The FCJ gives its judgment on the basis of the oral hearing, but only after having been extensively briefed by the parties in the written proceedings. Thus, careful preparation of the court by the parties is essential. While the judgment is normally given directly after the oral hearing and deliberations, the court may also set a date a few weeks after the oral hearing for giving the judgment.

The appeal is dismissed if the judgment of the FPC is found to be correct or if its reasoning contains a violation of law but is correct for other reasons. If the appeal is deemed to be well founded, the judgment of the FPC is set aside or amended. The FCJ may remit the case to the FPC for new proceedings and a new decision, in which the FPC is bound to the legal assessment that led to the judgment being set aside. However, the FCJ may decide itself, if this is expedient,56 and it must decide if the case is ready for a final decision. In practice, the FCJ almost always decides the case finally and does not remit it to the FPC.

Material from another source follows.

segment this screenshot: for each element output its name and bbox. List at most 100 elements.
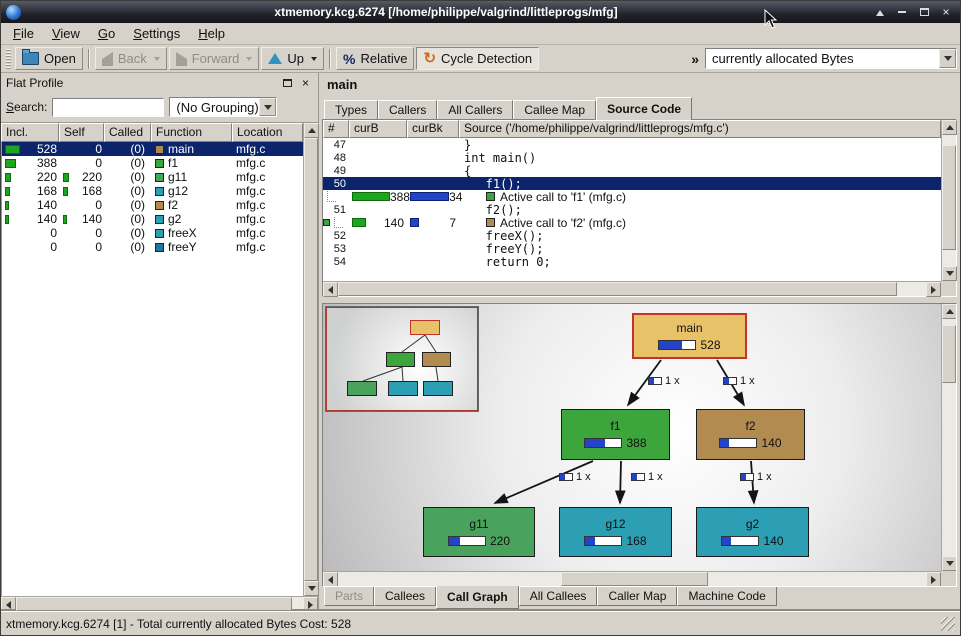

The judgment of the FCJ needs to be reasoned. Only to the extent that the FCJ considers alleged violations of procedural law not effective, a reasoning is not necessary.

The judgment also contains a decision on the costs of the proceedings. Moreover, the FCJ must set a value in dispute. With regard to the setting of the value in dispute and the costs, the considerations set out above in the context of the first-instance proceedings apply accordingly (cf. Section with regard to the determination of the value in dispute). In appeal proceedings before the FCJ, the court fees and the attorneys’ fees, which both are calculated according to a statutory schedule of fees, are significantly higher than those for the first-instance proceedings.